Does the Skill load when it should? Does it stay quiet when it shouldn't?

Test with obvious queries ("help me plan this sprint") and paraphrased ones ("I need to create project tasks"). Make sure it doesn't fire on unrelated topics.

2. Functionality

Does the Skill actually work? Do API calls succeed? Does it handle edge cases?

Run the same request 3–5 times. Compare outputs for consistency.

3. Performance

Is it measurably better than no Skill?

Anthropic's benchmark: fewer clarifying questions, fewer failed API calls, fewer tokens consumed.

The fastest way to start

Anthropic built a Skill called skill-creator. It's available in Claude.ai and Claude Code.

Just say:

Help me build a skill for [your use case]

It will:

  • Generate the SKILL.md with proper frontmatter

  • Suggest trigger phrases

  • Flag common issues

  • Recommend test cases

You can build and test your first working Skill in 15–30 minutes.

Common mistakes

  • Skill won't upload?
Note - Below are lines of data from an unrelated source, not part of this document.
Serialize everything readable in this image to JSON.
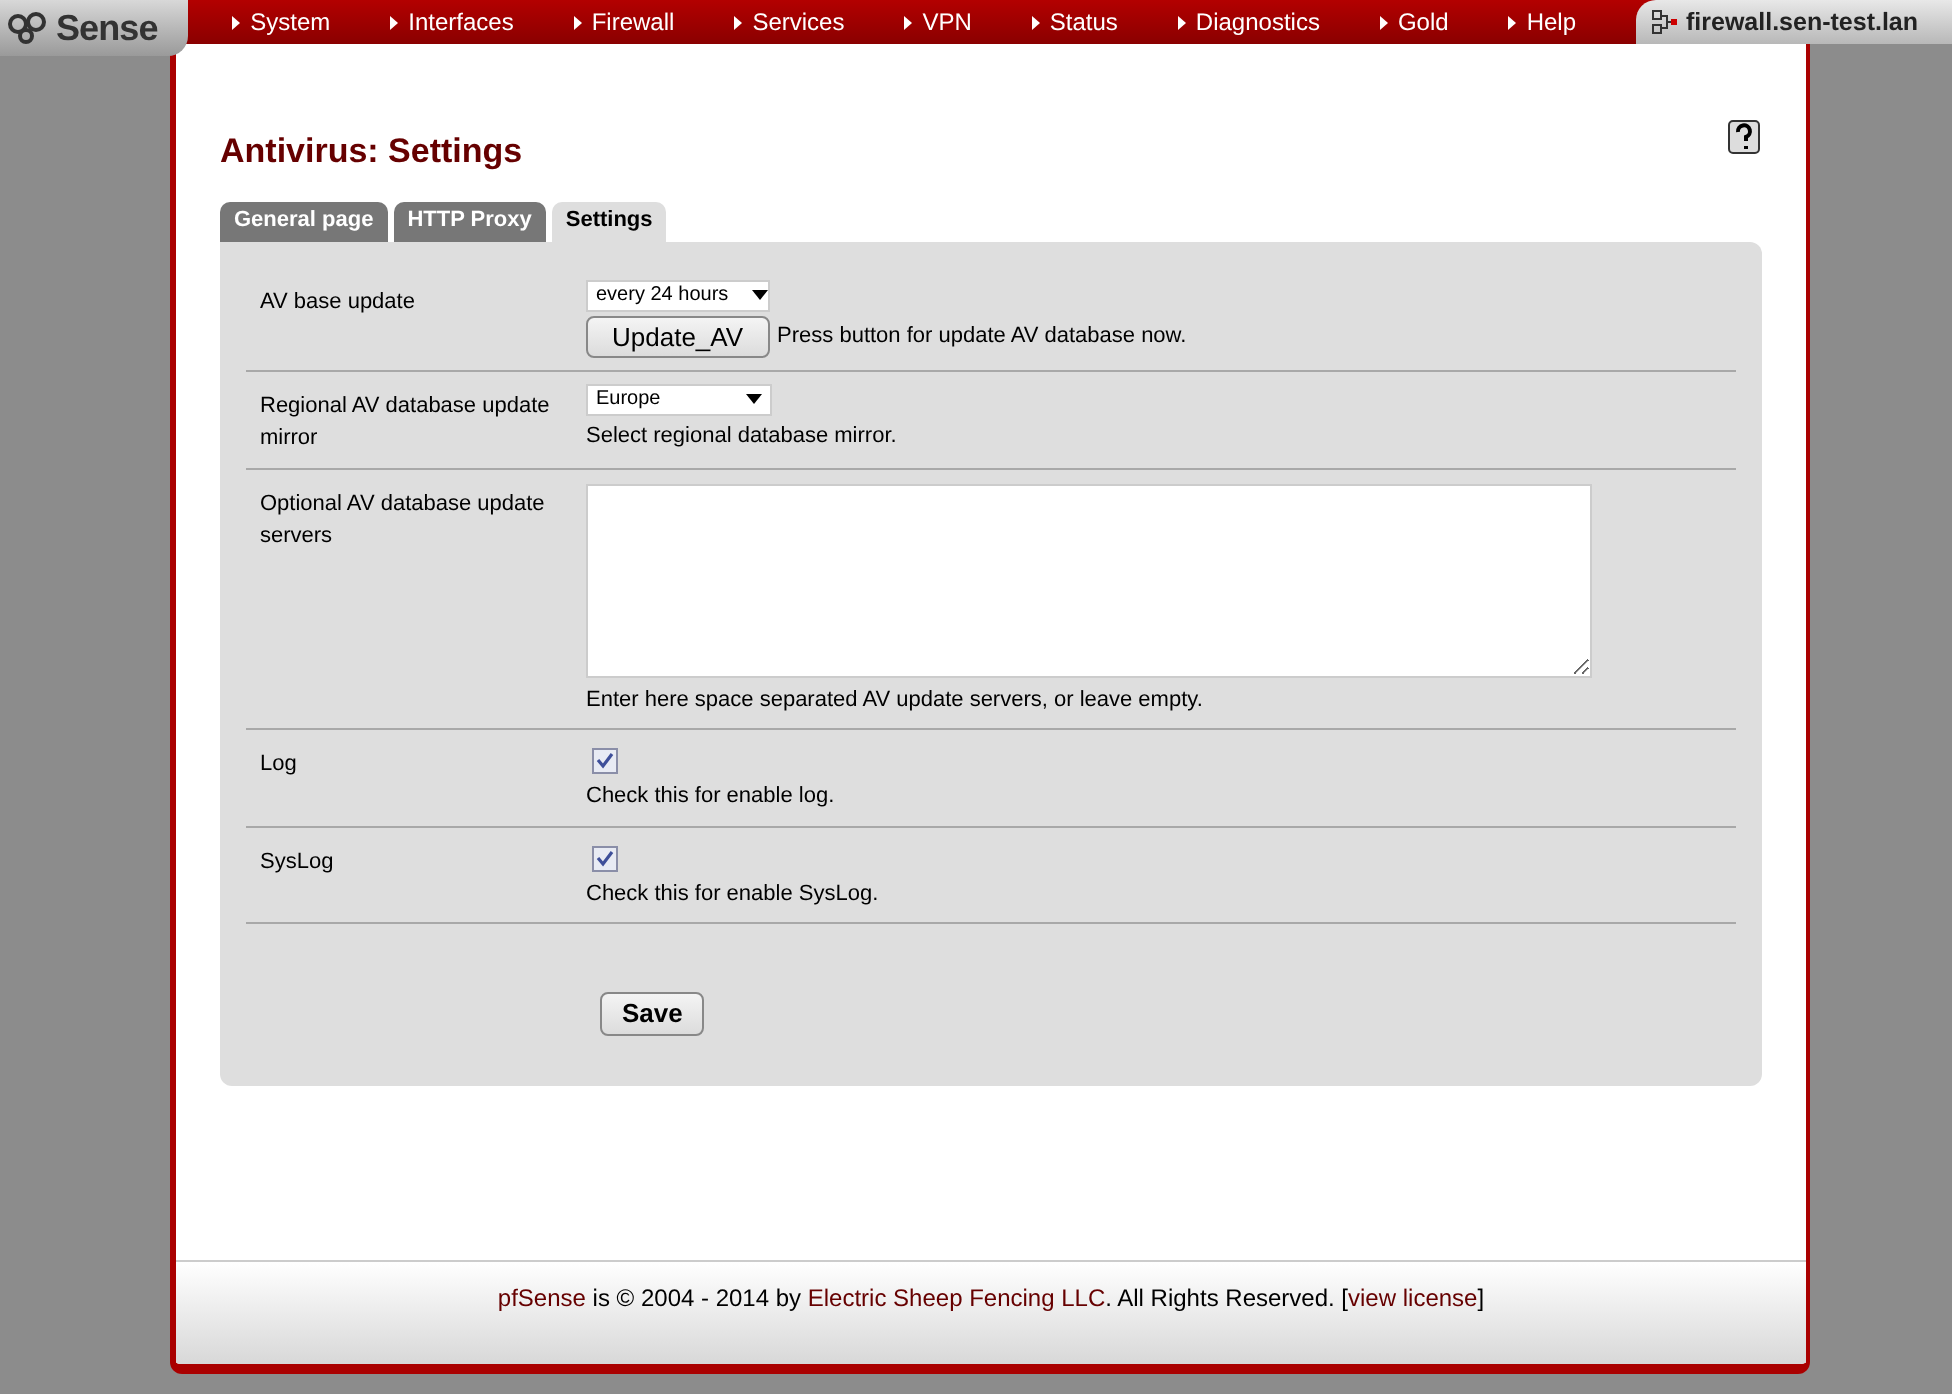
{
  "logo": {
    "text": "Sense"
  },
  "menu": [
    {
      "label": "System"
    },
    {
      "label": "Interfaces"
    },
    {
      "label": "Firewall"
    },
    {
      "label": "Services"
    },
    {
      "label": "VPN"
    },
    {
      "label": "Status"
    },
    {
      "label": "Diagnostics"
    },
    {
      "label": "Gold"
    },
    {
      "label": "Help"
    }
  ],
  "hostname": "firewall.sen-test.lan",
  "page_title": "Antivirus: Settings",
  "tabs": [
    {
      "label": "General page",
      "selected": false
    },
    {
      "label": "HTTP Proxy",
      "selected": false
    },
    {
      "label": "Settings",
      "selected": true
    }
  ],
  "rows": [
    {
      "kind": "select",
      "label": "AV base update",
      "value": "every 24 hours",
      "button": "Update_AV",
      "note": "Press button for update AV database now."
    },
    {
      "kind": "select",
      "label": "Regional AV database update mirror",
      "value": "Europe",
      "note": "Select regional database mirror."
    },
    {
      "kind": "textarea",
      "label": "Optional AV database update servers",
      "note": "Enter here space separated AV update servers, or leave empty."
    },
    {
      "kind": "checkbox",
      "label": "Log",
      "checked": true,
      "note": "Check this for enable log."
    },
    {
      "kind": "checkbox",
      "label": "SysLog",
      "checked": true,
      "note": "Check this for enable SysLog."
    }
  ],
  "save_button": "Save",
  "footer": [
    {
      "text": "pfSense",
      "link": true
    },
    {
      "text": " is © 2004 - 2014 by ",
      "link": false
    },
    {
      "text": "Electric Sheep Fencing LLC",
      "link": true
    },
    {
      "text": ". All Rights Reserved. [",
      "link": false
    },
    {
      "text": "view license",
      "link": true
    },
    {
      "text": "]",
      "link": false
    }
  ]
}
Your file isn't named exactly SKILL.md (case-sensitive).

  • Skill doesn't trigger? Your description is too vague. Add specific phrases users would actually say.

  • Skill triggers too often? Add negative triggers: "Do NOT use for simple data exploration."

  • Instructions not followed? They're too verbose or buried. Put critical instructions at the top. Use headers like ## CRITICAL or ## Important.

The point most people miss

Skills work across Claude.ai, Claude Code, Claude Cowork, and the API.

Build 1 time. Deploy everywhere.

Skills let you build execution infrastructure on top of LLMs. The "write a better prompt" era is ending. Skills are how prompts become systems.

Key takeaways

  • A Skill is just a folder with a SKILL.md file

  • The description field decides when Claude loads your Skill

  • Progressive disclosure: frontmatter → instructions → reference files

  • 3 use cases: document creation, workflow automation, MCP enhancement

  • Test for triggering, functionality, and performance

  • Use skill-creator to ship your first Skill in 30 minutes

Start here

Pick 1 workflow you repeat every week.

Ask yourself: "Could I teach Claude to do the first 80% of this?"

If the answer is yes, that's your first Skill. Build it today and you'll never re-explain that workflow again.